Germany’s dual health insurance system — statutory (GKV) and private (PKV) — is one of the most consequential financial decisions for high earners and self-employed people in Germany. Here is an honest framework for the decision.
GKV: How Statutory Insurance Works
Gesetzliche Krankenversicherung (GKV) covers all employees earning under €69,300/year (2024 Versicherungspflichtgrenze — the mandatory insurance threshold). The contribution rate is approximately 14.6–16.3% of gross salary (split 50/50 between employee and employer), capped at the Beitragsbemessungsgrenze (contribution ceiling, €62,100/year in 2024 — you pay the percentage on earnings up to this cap, not above). Your spouse and children can be added without additional cost (Familienversicherung) as long as they have no income above a small threshold. Coverage is comprehensive and standardised across all GKV providers — the main differences between providers are additional benefits (extra dental coverage, alternative medicine) and customer service.
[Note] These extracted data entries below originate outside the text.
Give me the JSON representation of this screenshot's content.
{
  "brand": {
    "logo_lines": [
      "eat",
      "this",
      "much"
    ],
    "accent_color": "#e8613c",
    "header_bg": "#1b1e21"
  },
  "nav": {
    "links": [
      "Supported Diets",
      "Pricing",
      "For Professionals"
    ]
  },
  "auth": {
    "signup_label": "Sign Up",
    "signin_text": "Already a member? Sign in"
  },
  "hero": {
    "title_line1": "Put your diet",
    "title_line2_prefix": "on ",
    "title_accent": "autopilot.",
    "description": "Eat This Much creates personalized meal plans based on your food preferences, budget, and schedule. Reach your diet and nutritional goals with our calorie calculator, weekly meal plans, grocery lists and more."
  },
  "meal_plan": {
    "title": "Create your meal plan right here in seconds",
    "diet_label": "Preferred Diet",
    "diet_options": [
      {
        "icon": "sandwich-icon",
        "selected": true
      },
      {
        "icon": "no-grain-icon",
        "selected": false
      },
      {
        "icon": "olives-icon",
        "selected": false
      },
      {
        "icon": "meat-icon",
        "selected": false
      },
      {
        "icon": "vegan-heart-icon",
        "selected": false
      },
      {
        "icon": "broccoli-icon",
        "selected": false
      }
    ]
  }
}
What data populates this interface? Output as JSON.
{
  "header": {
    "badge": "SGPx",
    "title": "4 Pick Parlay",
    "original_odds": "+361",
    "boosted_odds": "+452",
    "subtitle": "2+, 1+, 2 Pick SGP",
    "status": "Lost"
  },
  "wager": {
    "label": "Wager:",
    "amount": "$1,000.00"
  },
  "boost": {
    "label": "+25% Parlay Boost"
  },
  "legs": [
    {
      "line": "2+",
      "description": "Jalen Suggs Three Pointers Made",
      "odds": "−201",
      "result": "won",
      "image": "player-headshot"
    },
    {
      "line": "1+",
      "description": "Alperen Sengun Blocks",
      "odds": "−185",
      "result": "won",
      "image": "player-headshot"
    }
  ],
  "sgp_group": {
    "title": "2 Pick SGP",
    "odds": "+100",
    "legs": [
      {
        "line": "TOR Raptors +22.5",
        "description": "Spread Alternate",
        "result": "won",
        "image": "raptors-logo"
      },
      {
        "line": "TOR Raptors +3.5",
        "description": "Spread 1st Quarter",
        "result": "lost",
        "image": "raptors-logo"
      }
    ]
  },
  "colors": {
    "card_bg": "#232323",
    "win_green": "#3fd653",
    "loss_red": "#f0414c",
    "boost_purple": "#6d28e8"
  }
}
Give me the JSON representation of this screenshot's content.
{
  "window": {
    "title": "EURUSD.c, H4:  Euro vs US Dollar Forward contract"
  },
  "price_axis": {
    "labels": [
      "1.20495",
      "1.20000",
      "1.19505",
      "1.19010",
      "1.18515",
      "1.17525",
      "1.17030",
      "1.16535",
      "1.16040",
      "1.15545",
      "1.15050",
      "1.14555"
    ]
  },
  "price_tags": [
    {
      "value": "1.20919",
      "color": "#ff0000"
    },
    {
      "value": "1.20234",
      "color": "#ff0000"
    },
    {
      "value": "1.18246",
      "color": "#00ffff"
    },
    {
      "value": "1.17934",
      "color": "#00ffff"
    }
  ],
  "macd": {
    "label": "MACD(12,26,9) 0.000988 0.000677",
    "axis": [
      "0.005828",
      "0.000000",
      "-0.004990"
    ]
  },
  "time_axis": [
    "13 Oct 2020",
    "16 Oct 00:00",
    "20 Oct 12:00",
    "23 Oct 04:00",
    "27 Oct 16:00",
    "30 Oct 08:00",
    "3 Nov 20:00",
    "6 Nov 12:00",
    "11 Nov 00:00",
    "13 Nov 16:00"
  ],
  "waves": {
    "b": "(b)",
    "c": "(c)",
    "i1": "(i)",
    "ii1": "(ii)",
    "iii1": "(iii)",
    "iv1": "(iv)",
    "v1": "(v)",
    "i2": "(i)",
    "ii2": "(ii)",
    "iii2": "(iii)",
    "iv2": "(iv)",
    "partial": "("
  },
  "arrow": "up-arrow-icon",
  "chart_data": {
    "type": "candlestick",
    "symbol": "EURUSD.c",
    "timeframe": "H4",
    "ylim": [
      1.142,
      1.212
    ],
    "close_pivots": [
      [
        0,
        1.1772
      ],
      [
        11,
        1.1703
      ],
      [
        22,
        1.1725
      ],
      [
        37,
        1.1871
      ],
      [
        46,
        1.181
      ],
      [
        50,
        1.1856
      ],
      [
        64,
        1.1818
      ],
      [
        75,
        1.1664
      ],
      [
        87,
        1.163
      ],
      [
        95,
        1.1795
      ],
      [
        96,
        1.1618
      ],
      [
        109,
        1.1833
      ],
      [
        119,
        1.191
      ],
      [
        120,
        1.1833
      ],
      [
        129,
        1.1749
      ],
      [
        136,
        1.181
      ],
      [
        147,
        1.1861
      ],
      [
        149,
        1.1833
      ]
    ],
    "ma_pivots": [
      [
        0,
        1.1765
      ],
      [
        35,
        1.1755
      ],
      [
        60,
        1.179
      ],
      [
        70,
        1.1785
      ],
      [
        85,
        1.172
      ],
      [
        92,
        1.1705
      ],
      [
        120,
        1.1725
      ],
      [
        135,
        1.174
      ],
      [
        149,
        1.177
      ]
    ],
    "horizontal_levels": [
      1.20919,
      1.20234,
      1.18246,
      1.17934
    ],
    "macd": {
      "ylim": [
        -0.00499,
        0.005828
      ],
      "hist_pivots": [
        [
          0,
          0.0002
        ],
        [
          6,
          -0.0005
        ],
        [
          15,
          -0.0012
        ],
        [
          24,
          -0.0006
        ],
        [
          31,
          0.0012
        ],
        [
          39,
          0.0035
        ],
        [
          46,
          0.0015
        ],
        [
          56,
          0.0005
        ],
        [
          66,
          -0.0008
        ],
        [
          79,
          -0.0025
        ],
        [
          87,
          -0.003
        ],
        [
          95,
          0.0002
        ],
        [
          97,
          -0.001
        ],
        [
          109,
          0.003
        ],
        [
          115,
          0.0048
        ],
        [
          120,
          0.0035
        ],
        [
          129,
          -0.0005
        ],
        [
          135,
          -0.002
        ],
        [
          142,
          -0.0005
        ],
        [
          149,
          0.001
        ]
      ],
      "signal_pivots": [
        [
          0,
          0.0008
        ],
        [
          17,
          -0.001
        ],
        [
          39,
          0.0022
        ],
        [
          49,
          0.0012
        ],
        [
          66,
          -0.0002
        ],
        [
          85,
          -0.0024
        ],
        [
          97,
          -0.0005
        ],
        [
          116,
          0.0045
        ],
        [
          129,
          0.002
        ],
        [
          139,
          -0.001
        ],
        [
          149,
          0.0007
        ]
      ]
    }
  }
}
PKV: How Private Insurance Works
Private Krankenversicherung (PKV) is available to employees above the income threshold, civil servants, and self-employed individuals. Premiums are risk-based (age, health status, chosen coverage), not income-based. Young, healthy high earners pay significantly less than GKV at the same income. The coverage options are broader: private rooms in hospitals, direct access to specialists (without GP referral), and faster appointment scheduling. The critical caveat: premiums rise with age; a 30-year-old PKV premium is affordable, but the same policy at 60 can be very expensive (€600–900+/month). And family members are not automatically covered — each family member needs their own policy.
The Decision Framework
Stay in GKV if: you plan to have a non-working spouse or children (Familienversicherung provides free coverage), your income fluctuates significantly, you may work abroad or become unemployed, or you are risk-averse about age-related premium increases. Choose PKV if: you are young (under 35), healthy, childless, earning well above the threshold, and plan to remain employed in Germany for your career. Running the 30-year numbers: for a healthy 28-year-old earning €100,000, PKV typically saves €200–500/month early on, but the breakeven with GKV (accounting for premium increases and Riester savings requirements) is typically in their mid-40s to early 50s.
The Switching Problem
Moving from PKV back to GKV is difficult: once you are above the income threshold and have been in PKV, re-entering GKV requires dropping below the income threshold or stopping employment entirely. This creates lock-in effects that most PKV entrants underestimate. Before choosing PKV: work with an independent insurance broker (Makler), not a captive agent for a specific insurer. The German Association of Independent Insurance Advisors (BVKJ) can refer fee-based advisors who are not commission-incentivised to push specific products.